There is still a long way to go to make sure that the new abundance of options results in a more efficient and sustainable mobility ecosystem. This abundance is not an added value if people cannot easily access these services. Also more specifically if certain categories of users, like tourists and occasional travellers, don’t know how easy it is to reach their destination with PT or to combine their bus ticket with parking or a shared-scooter.
Tranzer to bring industry players together
What meeting all these companies, transport operators and authorities last week showed us, is that we are all fighting for the same cause, making our cities more livable, equitable and sustainable by improving the way people move, and that progress could be made much faster through collaboration and dialogue.

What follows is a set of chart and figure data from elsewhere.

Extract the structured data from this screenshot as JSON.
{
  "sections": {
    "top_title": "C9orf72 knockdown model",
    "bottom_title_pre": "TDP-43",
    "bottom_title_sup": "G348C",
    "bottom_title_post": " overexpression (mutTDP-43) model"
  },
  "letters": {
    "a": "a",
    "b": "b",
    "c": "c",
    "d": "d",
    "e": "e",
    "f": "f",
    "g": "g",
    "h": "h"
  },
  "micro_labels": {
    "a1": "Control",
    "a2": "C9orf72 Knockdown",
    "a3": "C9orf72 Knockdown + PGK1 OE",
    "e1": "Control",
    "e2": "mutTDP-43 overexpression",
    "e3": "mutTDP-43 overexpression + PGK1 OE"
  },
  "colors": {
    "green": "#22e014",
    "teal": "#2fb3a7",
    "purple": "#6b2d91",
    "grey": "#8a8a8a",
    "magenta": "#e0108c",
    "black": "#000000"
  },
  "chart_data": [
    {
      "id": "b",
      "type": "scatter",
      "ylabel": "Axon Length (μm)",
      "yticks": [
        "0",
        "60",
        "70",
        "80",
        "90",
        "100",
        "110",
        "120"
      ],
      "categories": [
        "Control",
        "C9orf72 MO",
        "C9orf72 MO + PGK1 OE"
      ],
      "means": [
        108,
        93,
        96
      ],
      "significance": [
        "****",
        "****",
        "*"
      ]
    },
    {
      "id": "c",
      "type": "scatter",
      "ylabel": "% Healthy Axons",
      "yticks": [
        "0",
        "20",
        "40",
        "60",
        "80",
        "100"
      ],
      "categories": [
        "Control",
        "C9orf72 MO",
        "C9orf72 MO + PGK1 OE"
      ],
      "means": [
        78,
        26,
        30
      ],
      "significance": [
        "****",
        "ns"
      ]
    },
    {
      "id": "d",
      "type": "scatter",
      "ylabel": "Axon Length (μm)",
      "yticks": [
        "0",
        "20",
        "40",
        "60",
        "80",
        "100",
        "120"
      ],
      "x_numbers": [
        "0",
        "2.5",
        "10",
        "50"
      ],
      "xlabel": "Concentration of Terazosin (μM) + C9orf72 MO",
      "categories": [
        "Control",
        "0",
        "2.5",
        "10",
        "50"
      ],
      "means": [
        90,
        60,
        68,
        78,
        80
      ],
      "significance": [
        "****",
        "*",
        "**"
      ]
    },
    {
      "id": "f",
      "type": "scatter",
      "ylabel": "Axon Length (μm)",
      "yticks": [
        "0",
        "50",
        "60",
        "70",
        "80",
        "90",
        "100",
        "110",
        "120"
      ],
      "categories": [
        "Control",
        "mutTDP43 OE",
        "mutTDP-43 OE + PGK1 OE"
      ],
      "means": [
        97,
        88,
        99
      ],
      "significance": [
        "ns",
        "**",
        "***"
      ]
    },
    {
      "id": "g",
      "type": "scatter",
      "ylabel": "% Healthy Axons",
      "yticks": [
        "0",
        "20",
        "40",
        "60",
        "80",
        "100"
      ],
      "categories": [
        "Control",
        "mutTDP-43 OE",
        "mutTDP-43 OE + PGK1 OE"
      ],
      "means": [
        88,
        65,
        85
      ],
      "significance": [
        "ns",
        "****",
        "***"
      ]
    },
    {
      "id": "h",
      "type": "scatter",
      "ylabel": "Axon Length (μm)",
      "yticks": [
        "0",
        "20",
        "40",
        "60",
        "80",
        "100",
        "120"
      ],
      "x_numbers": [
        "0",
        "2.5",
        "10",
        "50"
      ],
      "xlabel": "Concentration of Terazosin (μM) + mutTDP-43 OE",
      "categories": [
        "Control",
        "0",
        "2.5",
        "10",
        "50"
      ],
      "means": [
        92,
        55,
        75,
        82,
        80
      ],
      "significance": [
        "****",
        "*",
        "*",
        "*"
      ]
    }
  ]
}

Tranzer is here to play its part.
By combining all the different travel options and bringing them directly to the users when and where they need them, we want to contribute to the sustainable development of Italian cities.
We help Public transport operators and mobility service providers to reach new customers by bringing their services into the app people already have and use. In this way, by making it easy for people to travel easy & green with PT and shared mobility, we want to change the game for urban mobility.